Robust Distribution Learning with Local and Global Adversarial Corruptions (via Zoom)

Abstract: As the scope of data-driven decision-making grows, so does the risk posed by data poisoning attacks. Existing models for data corruption are primarily global, allowing an adversary to arbitrarily modify a bounded fraction of samples, or local, allowing for all samples to be slightly perturbed. This work examines non-parametric distribution learning under a unified framework supporting both local and global adversarial corruptions. The combined model presents new computational and statistical challenges which cannot be properly addressed via naive combinations of existing methods. To overcome this, we build upon recent techniques in algorithmic robust statistics and take a perspective rooted in optimal transport.
Formally, given corrupted samples from a distribution P, we seek to compute an estimate P̂ that minimizes the 1-Wasserstein distance W(P̂,P). In fact, we attack the finer-grained task of minimizing W(Π♯P̂, Π♯P) for all orthogonal projections Π, with performance scaling with rank(Π) = k. This allows us to account simultaneously for mean estimation (k=1), distribution estimation under the Wasserstein distance (k=d), as well as the settings interpolating between these two extremes. We characterize the optimal population-limit risk for this task and then develop an efficient finite-sample algorithm. Our procedure relies on a novel trace norm approximation of an ideal yet intractable 2-Wasserstein projection estimator. We apply this algorithm to robust stochastic optimization, and, in the process, uncover a new method for overcoming the curse of dimensionality in Wasserstein distributionally robust optimization.
Based on joint work with Ziv Goldfeld and Soroosh Shafiee.

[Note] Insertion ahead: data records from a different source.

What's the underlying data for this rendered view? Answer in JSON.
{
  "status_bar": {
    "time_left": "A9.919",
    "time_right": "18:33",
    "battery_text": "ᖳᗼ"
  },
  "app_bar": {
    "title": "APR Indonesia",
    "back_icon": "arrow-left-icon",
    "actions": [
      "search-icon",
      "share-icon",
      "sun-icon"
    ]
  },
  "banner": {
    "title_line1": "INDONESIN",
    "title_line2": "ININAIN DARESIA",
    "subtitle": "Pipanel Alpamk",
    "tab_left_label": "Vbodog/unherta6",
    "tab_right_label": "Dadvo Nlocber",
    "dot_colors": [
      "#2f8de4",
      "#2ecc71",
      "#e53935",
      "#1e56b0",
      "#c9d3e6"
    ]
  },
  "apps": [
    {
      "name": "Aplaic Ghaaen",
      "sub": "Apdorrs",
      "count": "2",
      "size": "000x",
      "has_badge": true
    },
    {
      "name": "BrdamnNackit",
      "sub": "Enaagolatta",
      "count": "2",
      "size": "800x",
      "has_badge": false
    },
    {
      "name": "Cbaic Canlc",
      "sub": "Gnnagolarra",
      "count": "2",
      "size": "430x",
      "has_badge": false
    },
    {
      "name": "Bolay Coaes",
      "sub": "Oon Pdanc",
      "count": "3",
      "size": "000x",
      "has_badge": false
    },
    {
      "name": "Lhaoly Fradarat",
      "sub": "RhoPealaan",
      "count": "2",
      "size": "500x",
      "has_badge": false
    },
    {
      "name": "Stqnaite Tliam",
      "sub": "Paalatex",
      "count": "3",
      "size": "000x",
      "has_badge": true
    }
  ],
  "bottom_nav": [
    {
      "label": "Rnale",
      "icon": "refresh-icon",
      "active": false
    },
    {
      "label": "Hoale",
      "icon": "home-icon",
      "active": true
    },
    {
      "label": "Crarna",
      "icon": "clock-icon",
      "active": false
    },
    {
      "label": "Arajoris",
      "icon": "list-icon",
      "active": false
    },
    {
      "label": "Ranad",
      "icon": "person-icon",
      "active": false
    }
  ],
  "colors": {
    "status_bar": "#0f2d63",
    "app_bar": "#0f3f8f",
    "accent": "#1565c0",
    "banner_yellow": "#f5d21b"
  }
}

Bio: Sloan Nietert is a fifth-year PhD student in Computer Science at Cornell University, where he is advised by Ziv Goldfeld. His research interests include machine learning theory, online algorithms, and high-dimensional statistics, with a particular focus on optimal transport. His honors include the NSF Graduate Research Fellowship, a Fulbright U.S. Student Grant with the Alfréd Rényi Institute of Mathematics, and the Outstanding Senior in Science award from Clemson University.